Production deployment checklist

  1. Flash latest available BIOS (contact seller or check community sources)
  2. Verify RAM uses Samsung or SK Hynix ICs
  3. Disable ASPM in BIOS (all instances)
  4. Set kernel parameters: intel_idle.max_cstates=2 pcie_aspm=off nvme_core.default_ps_max_latency_us=0
  5. Disable EEE: ethtool --set-eee ethN eee off
  6. Disable ALPM: echo max_performance > /sys/class/scsi_host/hostN/link_power_management_policy
  7. Set power-on-AC-restore to "On" in BIOS
  8. Configure iTCO watchdog (or wdat_wdt)
  9. Set BIOS power limits: PL1 = 15 W, PL2 = 25 W
  10. Connect fans to CPU fan header (only working smart-fan port)
  11. Set NTP immediately (RTC clock may be wrong out of box)
  12. Monitor JMB585 during first md rebuild

Manufacturer

BKHD is a brand of Shenzhen Beikong Industrial Control Co., Ltd. (深圳市倍控工控有限公司), based in Longhua District, Shenzhen, Guangdong, China. The company claims 13 years of industrial control technology experience and claims to operate its own SMT production lines. They advertise full-process ODM services — other brands (SZBOX, HKUXZR) sell BKHD-designed boards under their own names.

BKHD is a separate company from CWWK (ChangWang, 创旺), another Shenzhen NAS motherboard manufacturer.
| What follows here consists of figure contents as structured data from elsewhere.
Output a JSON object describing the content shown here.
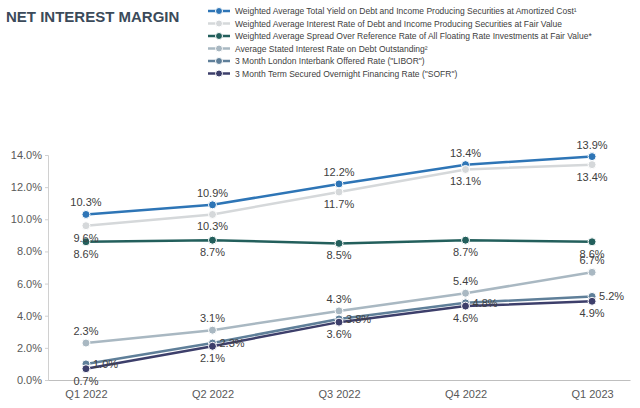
{
  "chart_data": {
    "type": "line",
    "title": "NET INTEREST MARGIN",
    "categories": [
      "Q1 2022",
      "Q2 2022",
      "Q3 2022",
      "Q4 2022",
      "Q1 2023"
    ],
    "series": [
      {
        "name": "Weighted Average Total Yield on Debt and Income Producing Securities at Amortized Cost¹",
        "color": "#2e75b6",
        "values": [
          10.3,
          10.9,
          12.2,
          13.4,
          13.9
        ],
        "value_labels": [
          "10.3%",
          "10.9%",
          "12.2%",
          "13.4%",
          "13.9%"
        ]
      },
      {
        "name": "Weighted Average Interest Rate of Debt and Income Producing Securities at Fair Value",
        "color": "#d5d8da",
        "values": [
          9.6,
          10.3,
          11.7,
          13.1,
          13.4
        ],
        "value_labels": [
          "9.6%",
          "10.3%",
          "11.7%",
          "13.1%",
          "13.4%"
        ]
      },
      {
        "name": "Weighted Average Spread Over Reference Rate of All Floating Rate Investments at Fair Value*",
        "color": "#235f5c",
        "values": [
          8.6,
          8.7,
          8.5,
          8.7,
          8.6
        ],
        "value_labels": [
          "8.6%",
          "8.7%",
          "8.5%",
          "8.7%",
          "8.6%"
        ]
      },
      {
        "name": "Average Stated Interest Rate on Debt Outstanding²",
        "color": "#a9b8c2",
        "values": [
          2.3,
          3.1,
          4.3,
          5.4,
          6.7
        ],
        "value_labels": [
          "2.3%",
          "3.1%",
          "4.3%",
          "5.4%",
          "6.7%"
        ]
      },
      {
        "name": "3 Month London Interbank Offered Rate (\"LIBOR\")",
        "color": "#5f7f99",
        "values": [
          1.0,
          2.3,
          3.8,
          4.8,
          5.2
        ],
        "value_labels": [
          "1.0%",
          "2.3%",
          "3.8%",
          "4.8%",
          "5.2%"
        ]
      },
      {
        "name": "3 Month Term Secured Overnight Financing Rate (\"SOFR\")",
        "color": "#3d3f6b",
        "values": [
          0.7,
          2.1,
          3.6,
          4.6,
          4.9
        ],
        "value_labels": [
          "0.7%",
          "2.1%",
          "3.6%",
          "4.6%",
          "4.9%"
        ]
      }
    ],
    "ylim": [
      0,
      14
    ],
    "yticks": [
      {
        "value": 0,
        "label": "0.0%"
      },
      {
        "value": 2,
        "label": "2.0%"
      },
      {
        "value": 4,
        "label": "4.0%"
      },
      {
        "value": 6,
        "label": "6.0%"
      },
      {
        "value": 8,
        "label": "8.0%"
      },
      {
        "value": 10,
        "label": "10.0%"
      },
      {
        "value": 12,
        "label": "12.0%"
      },
      {
        "value": 14,
        "label": "14.0%"
      }
    ],
    "grid": false,
    "legend": "top",
    "data_labels": true,
    "marker": "circle"
  }
}
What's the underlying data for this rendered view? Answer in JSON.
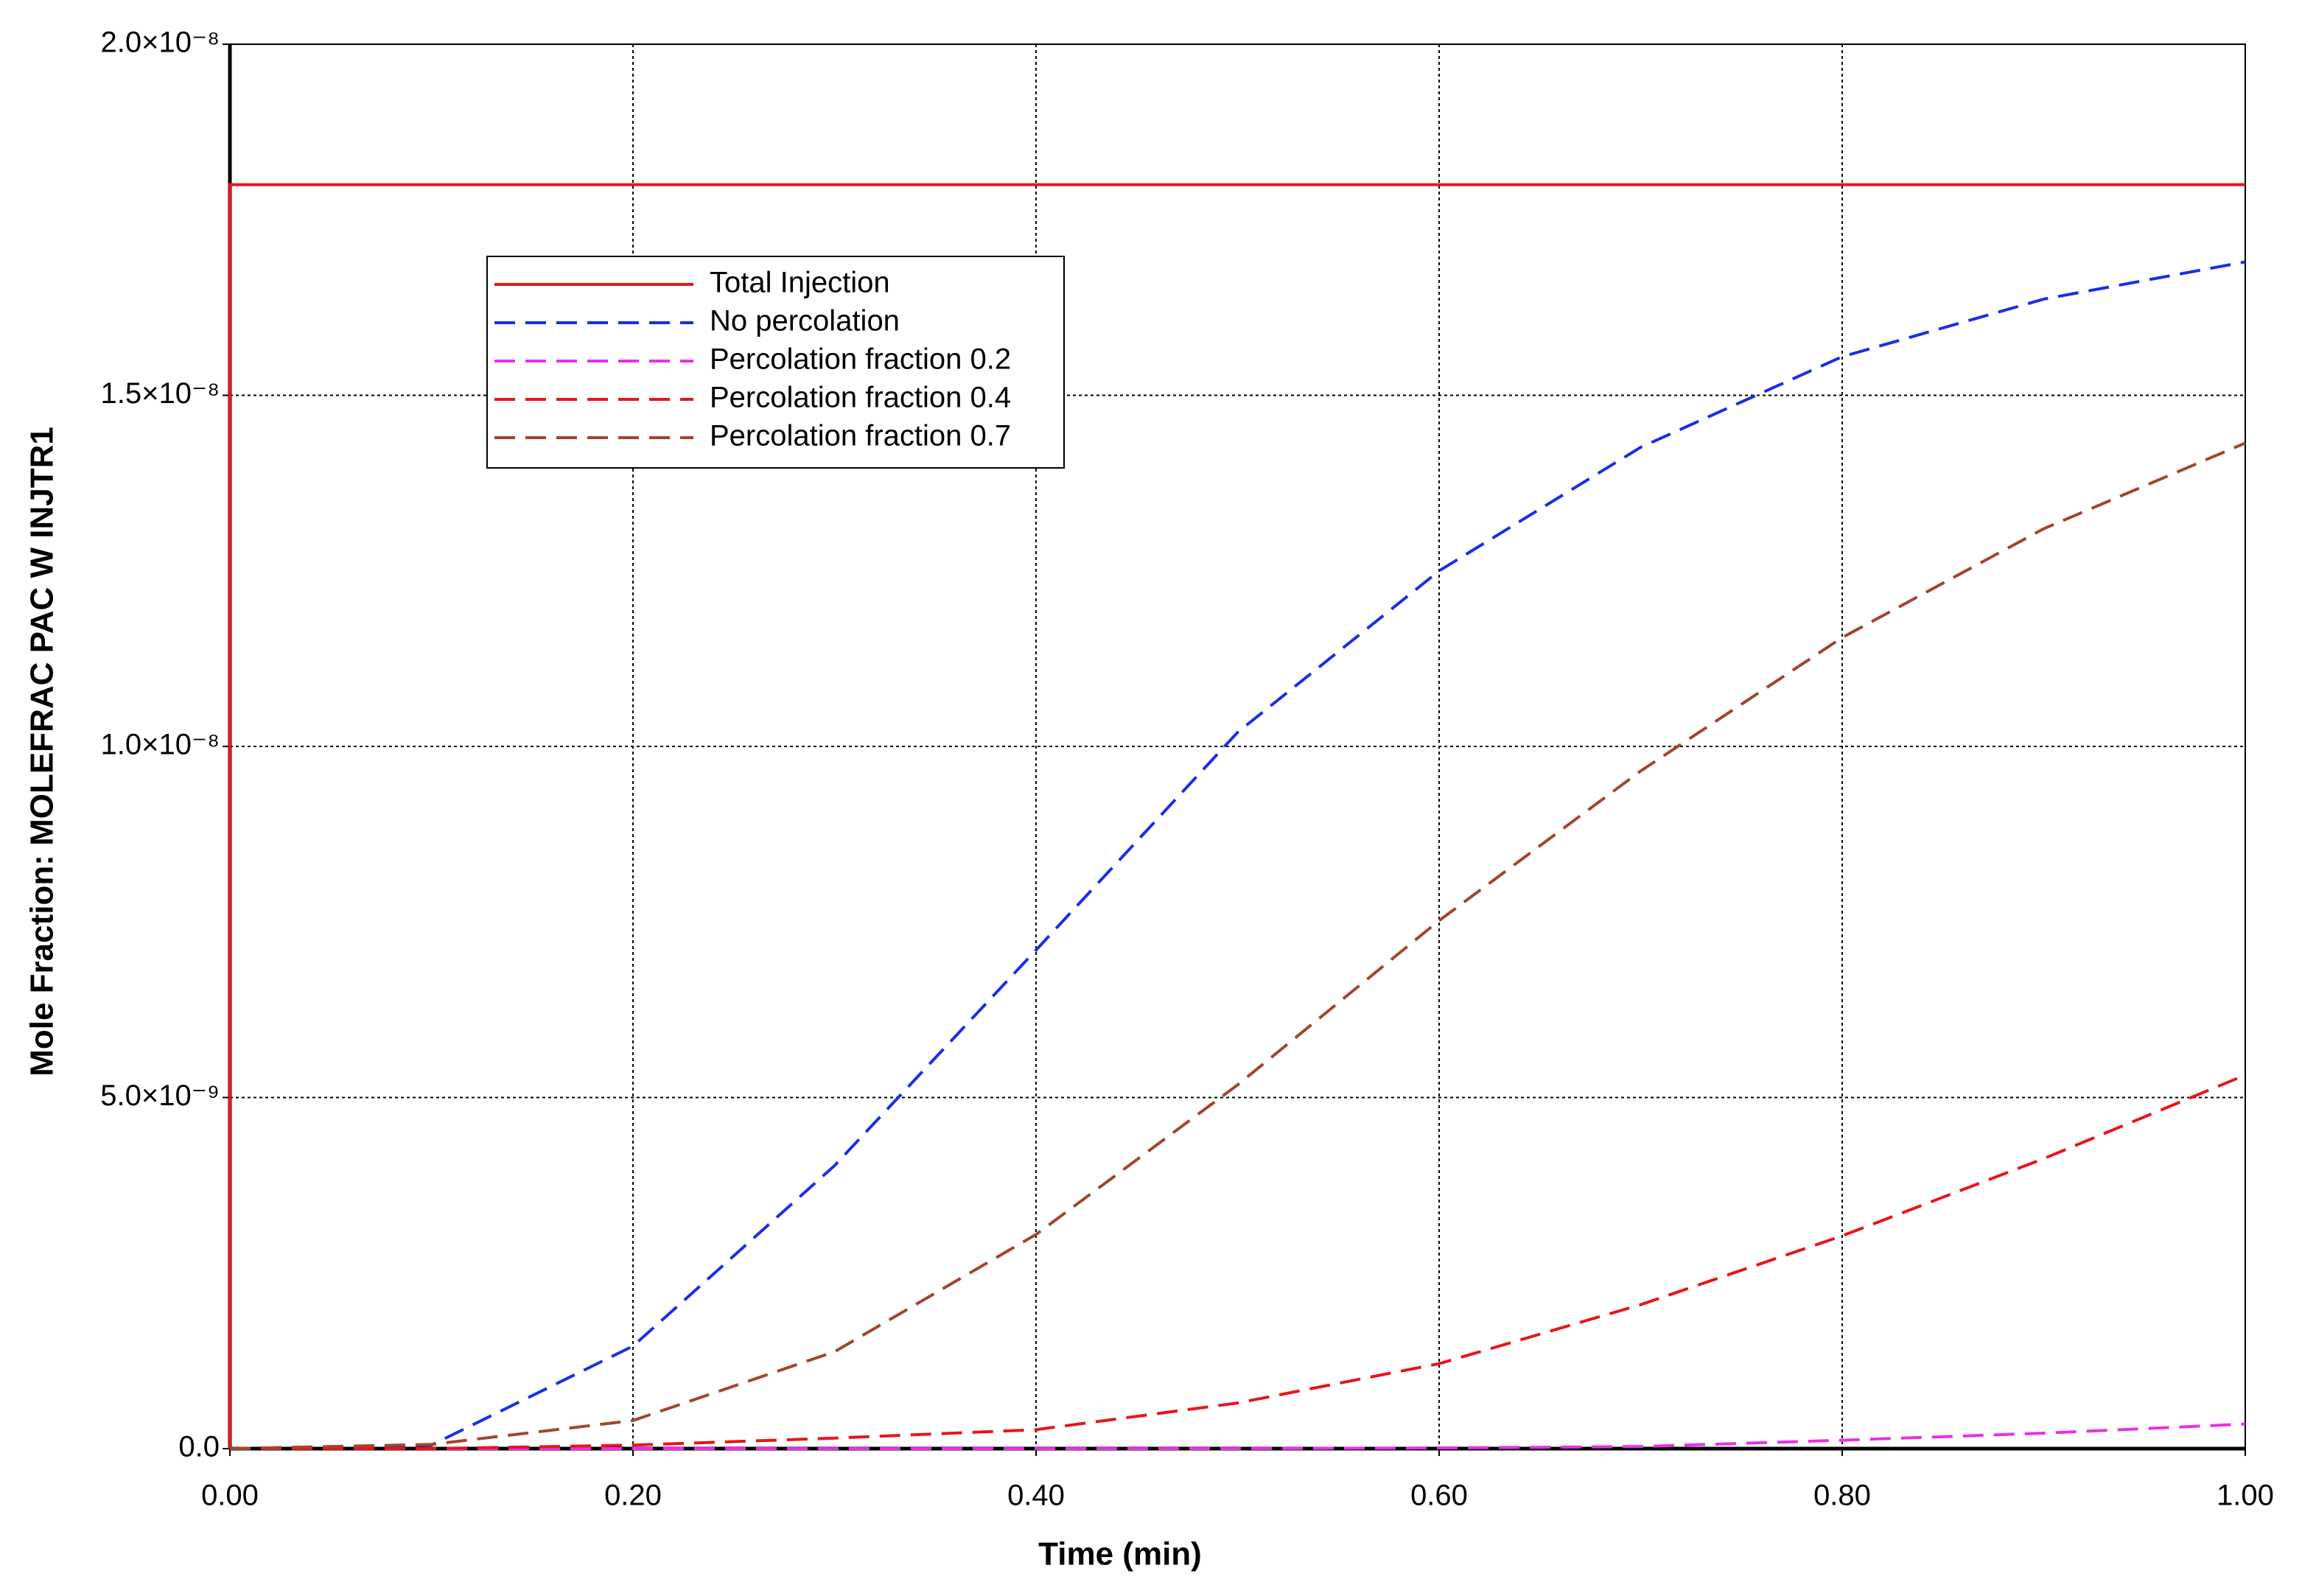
{
  "chart_data": {
    "type": "line",
    "xlabel": "Time (min)",
    "ylabel": "Mole Fraction: MOLEFRAC PAC W INJTR1",
    "xlim": [
      0,
      1
    ],
    "ylim": [
      0,
      2e-08
    ],
    "xticks": [
      {
        "value": 0,
        "label": "0.00"
      },
      {
        "value": 0.2,
        "label": "0.20"
      },
      {
        "value": 0.4,
        "label": "0.40"
      },
      {
        "value": 0.6,
        "label": "0.60"
      },
      {
        "value": 0.8,
        "label": "0.80"
      },
      {
        "value": 1,
        "label": "1.00"
      }
    ],
    "yticks": [
      {
        "value": 0,
        "label": "0.0"
      },
      {
        "value": 5e-09,
        "label": "5.0×10⁻⁹"
      },
      {
        "value": 1e-08,
        "label": "1.0×10⁻⁸"
      },
      {
        "value": 1.5e-08,
        "label": "1.5×10⁻⁸"
      },
      {
        "value": 2e-08,
        "label": "2.0×10⁻⁸"
      }
    ],
    "grid": true,
    "series": [
      {
        "name": "Total Injection",
        "color": "#e8141c",
        "dash": "solid",
        "x": [
          0,
          0,
          1
        ],
        "values": [
          0,
          1.8e-08,
          1.8e-08
        ]
      },
      {
        "name": "No percolation",
        "color": "#1a2ee6",
        "dash": "dashed",
        "x": [
          0,
          0.1,
          0.2,
          0.3,
          0.4,
          0.5,
          0.6,
          0.7,
          0.8,
          0.9,
          1.0
        ],
        "values": [
          0,
          5e-11,
          1.46e-09,
          4.03e-09,
          7.1e-09,
          1.02e-08,
          1.25e-08,
          1.426e-08,
          1.555e-08,
          1.637e-08,
          1.69e-08
        ]
      },
      {
        "name": "Percolation fraction 0.2",
        "color": "#e632e6",
        "dash": "dashed",
        "x": [
          0,
          0.1,
          0.2,
          0.3,
          0.4,
          0.5,
          0.6,
          0.7,
          0.8,
          0.9,
          1.0
        ],
        "values": [
          0,
          0,
          0,
          0,
          0,
          0,
          1e-11,
          3e-11,
          1.2e-10,
          2.2e-10,
          3.5e-10
        ]
      },
      {
        "name": "Percolation fraction 0.4",
        "color": "#e8141c",
        "dash": "dashed",
        "x": [
          0,
          0.1,
          0.2,
          0.3,
          0.4,
          0.5,
          0.6,
          0.7,
          0.8,
          0.9,
          1.0
        ],
        "values": [
          0,
          0,
          5e-11,
          1.5e-10,
          2.7e-10,
          6.5e-10,
          1.21e-09,
          2.05e-09,
          3.03e-09,
          4.13e-09,
          5.32e-09
        ]
      },
      {
        "name": "Percolation fraction 0.7",
        "color": "#a0462d",
        "dash": "dashed",
        "x": [
          0,
          0.1,
          0.2,
          0.3,
          0.4,
          0.5,
          0.6,
          0.7,
          0.8,
          0.9,
          1.0
        ],
        "values": [
          0,
          6e-11,
          4e-10,
          1.38e-09,
          3.05e-09,
          5.18e-09,
          7.52e-09,
          9.65e-09,
          1.155e-08,
          1.31e-08,
          1.432e-08
        ]
      }
    ]
  }
}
CWWK's independent manufacturing was confirmed by a NASCompares factory visit in 2025; BKHD's independent manufacturing is claimed but not independently verified. The convergent specifications across brands (N100 + JMB585 + I226-V + DDR5 SO-DIMM + mini-ITX) reflect the shared Intel reference platform, not shared PCB designs.